Indeed Los Angeles, like so many major U.S. cities, is being crippled by its public employee pension debt. According to the most recent actuarial report, the city’s three retirement systems–for public safety workers, water and power workers, and general employees–have a combined $15 billion debt. In the last 2 years, the city has put $2 billion into the system, accounting for 20% of annual general fund revenue. Despite this, the system is only 78% funded, according to city budget officials. And chances are this figure is generously high, since it assumes future returns of between 7.5% and 8.5%, rather than the 5.5% investment return assumption used by Moody’s. Under this latter assumption, the city’s pension debt is closer to $26 billion, and figures are set to greatly increase in coming years.

This wasn’t an issue for Los Angeles until recently. In 2003, the pension system was almost fully funded, accounting for 3% of city expenditures. A combination of factors caused the spike.

One is increased retirement expenses. In 2001, city voters approved a Tier 5 retirement plan, allowing public safety workers to retire at age 50 with up to 90% of their salaries, and 3% annual cost-of-living increases. Ever since, annual liabilities have skyrocketed, and L.A’s public safety workers get some of the nation’s highest average payouts.

“In 2014,” writes the Los Angeles Times in a lengthy November report, “the [public safety worker] fund’s average pension of $62,964 exceeded those for New York City firefighters ($60,136), New York City police officers ($44,133) and Chicago police officers ($49,535), among others.”

In total, LA’s system has 38,113 retirees and beneficiaries receiving average yearly benefits of $48,218, and many of them no longer live in California, reducing these plans’ supposed multiplier benefits.

The second factor is returns that were less than anticipated–the 5-year averages were 6.8% for LACERS and 6.6% for LAFPP.

These factors explain why, between 2003 and 2012, pension costs grew by 25% annually, far outpacing the annual spending growth for core services like health and sanitation (6.2%), community development (2.7%), transportation (4.2%) and culture and recreation (.6%). There have been attempts, notably by ex-mayor Antonio Villaraigosa, to shave some of these benefits, but true structural reform is difficult. It is resisted politically by union interests, and legally by the “California Rule,” a state law that protects retirement benefits.

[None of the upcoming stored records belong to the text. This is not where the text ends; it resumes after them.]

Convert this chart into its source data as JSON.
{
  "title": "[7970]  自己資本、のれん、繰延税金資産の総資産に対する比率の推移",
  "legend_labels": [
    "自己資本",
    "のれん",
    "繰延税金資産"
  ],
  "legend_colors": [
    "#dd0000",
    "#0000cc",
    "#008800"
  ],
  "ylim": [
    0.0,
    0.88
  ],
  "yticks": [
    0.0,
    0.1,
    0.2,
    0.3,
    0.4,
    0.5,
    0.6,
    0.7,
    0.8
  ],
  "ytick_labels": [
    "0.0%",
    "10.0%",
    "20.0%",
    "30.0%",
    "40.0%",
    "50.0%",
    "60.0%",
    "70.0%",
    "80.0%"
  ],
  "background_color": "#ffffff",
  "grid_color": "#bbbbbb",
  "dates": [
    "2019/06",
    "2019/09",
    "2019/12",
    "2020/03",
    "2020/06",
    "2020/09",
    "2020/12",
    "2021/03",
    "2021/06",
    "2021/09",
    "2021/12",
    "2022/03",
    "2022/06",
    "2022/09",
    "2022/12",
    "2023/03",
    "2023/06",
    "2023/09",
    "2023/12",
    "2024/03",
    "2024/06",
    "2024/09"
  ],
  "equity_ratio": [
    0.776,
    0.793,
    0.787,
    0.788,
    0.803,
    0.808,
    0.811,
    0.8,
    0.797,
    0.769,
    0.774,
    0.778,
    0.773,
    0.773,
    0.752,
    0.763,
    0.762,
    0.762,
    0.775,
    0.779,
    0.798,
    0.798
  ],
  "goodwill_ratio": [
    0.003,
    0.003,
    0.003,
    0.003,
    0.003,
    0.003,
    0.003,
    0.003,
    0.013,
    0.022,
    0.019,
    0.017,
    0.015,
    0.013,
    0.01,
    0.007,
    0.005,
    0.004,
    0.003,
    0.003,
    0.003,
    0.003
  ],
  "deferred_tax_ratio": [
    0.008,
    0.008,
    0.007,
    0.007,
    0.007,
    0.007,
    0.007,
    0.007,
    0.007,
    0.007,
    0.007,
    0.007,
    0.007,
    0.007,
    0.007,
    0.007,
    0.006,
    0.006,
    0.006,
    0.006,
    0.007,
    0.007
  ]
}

This is not an unusual problem for California cities. Unfunded pension liabilities have already caused bankruptcy in Stockton, Vallejo and San Bernardino; and eat up similarly large chunks of the budget in San Jose and San Diego (despite those cities’ previous reform attempts). L.A.’s situation already caused Miguel Santana, the city’s Chief Administrative Officer, towarn of potential bankruptcy. Whether or not that happens, the city is feeling the impact of steering 20% of revenue towards non-economical, non-service-oriented purposes.